A reliable detection method for nano-silver in functional textiles

Abstract

Except for conventional functions, special textiles doped with nanoscale particles have shown quite attractive properties, such as antibacterial activity, deodorization, hydrophobicity, and ultraviolet/electromagnetic protection. However, facile and reliable methods for quality assessment of those functional nano-textiles are remarkably demanded for market surveillance and consumer protection. Herein, a novel detection method of silver in textiles was established for the comprehensive detection and a practical flow chart was also demonstrated as an experimental pathway including pretreatment, qualitative and quantitative analysis. The optimal ashing parameter (450°C for 1 h) in the pretreatment process was explored to improve detection sensitivity. The qualitative analysis was performed through X-ray diffraction for crystallinity, scanning electron microscopy for morphology, and energy-dispersive X-ray spectroscopy (EDS) for elements.

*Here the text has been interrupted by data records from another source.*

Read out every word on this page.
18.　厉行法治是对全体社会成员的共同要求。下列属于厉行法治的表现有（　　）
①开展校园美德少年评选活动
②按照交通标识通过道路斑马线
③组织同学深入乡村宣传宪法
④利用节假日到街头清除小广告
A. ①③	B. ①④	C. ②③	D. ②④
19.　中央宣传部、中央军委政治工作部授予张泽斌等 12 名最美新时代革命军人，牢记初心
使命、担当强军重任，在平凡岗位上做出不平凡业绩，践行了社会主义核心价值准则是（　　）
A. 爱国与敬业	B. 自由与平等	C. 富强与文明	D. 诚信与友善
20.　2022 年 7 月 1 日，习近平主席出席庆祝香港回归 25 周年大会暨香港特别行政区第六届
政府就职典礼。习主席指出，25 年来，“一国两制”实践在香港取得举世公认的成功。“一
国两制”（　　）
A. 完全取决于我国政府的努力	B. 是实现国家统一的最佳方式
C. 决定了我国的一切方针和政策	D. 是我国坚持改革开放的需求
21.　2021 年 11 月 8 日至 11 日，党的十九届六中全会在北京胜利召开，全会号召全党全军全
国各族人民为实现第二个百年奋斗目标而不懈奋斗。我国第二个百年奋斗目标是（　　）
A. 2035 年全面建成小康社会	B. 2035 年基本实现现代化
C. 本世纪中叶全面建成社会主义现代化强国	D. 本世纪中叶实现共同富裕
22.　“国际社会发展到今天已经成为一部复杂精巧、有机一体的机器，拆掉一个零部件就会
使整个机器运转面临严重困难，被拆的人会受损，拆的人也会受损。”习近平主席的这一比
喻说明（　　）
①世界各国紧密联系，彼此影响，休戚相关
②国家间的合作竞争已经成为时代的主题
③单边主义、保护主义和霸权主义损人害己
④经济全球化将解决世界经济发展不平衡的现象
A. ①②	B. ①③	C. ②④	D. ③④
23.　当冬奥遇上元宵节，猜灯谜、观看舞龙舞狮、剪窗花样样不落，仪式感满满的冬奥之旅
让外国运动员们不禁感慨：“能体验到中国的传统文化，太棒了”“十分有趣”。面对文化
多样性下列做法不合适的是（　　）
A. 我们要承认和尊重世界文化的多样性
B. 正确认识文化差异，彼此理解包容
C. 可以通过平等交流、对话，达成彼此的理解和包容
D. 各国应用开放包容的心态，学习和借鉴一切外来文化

The real existent status of the silver components could be decided via the flow chart. As shown with the detected sample, the content was calculated by the weight loss at 1050–1500°C from thermogravimetric analysis measurement and the accuracy of the quantitative process was also checked via inductively coupled plasma mass spectrometry. Finally, the detection limit of the method was investigated up to μg/g. The obvious advantage of the reported method was facile and reliable to achieve comprehensive identification from the dimension scale and crystal form to the component. Moreover, this analytical strategy could be also applied for the detection of other nanoscale metals or metal oxides in functional textiles.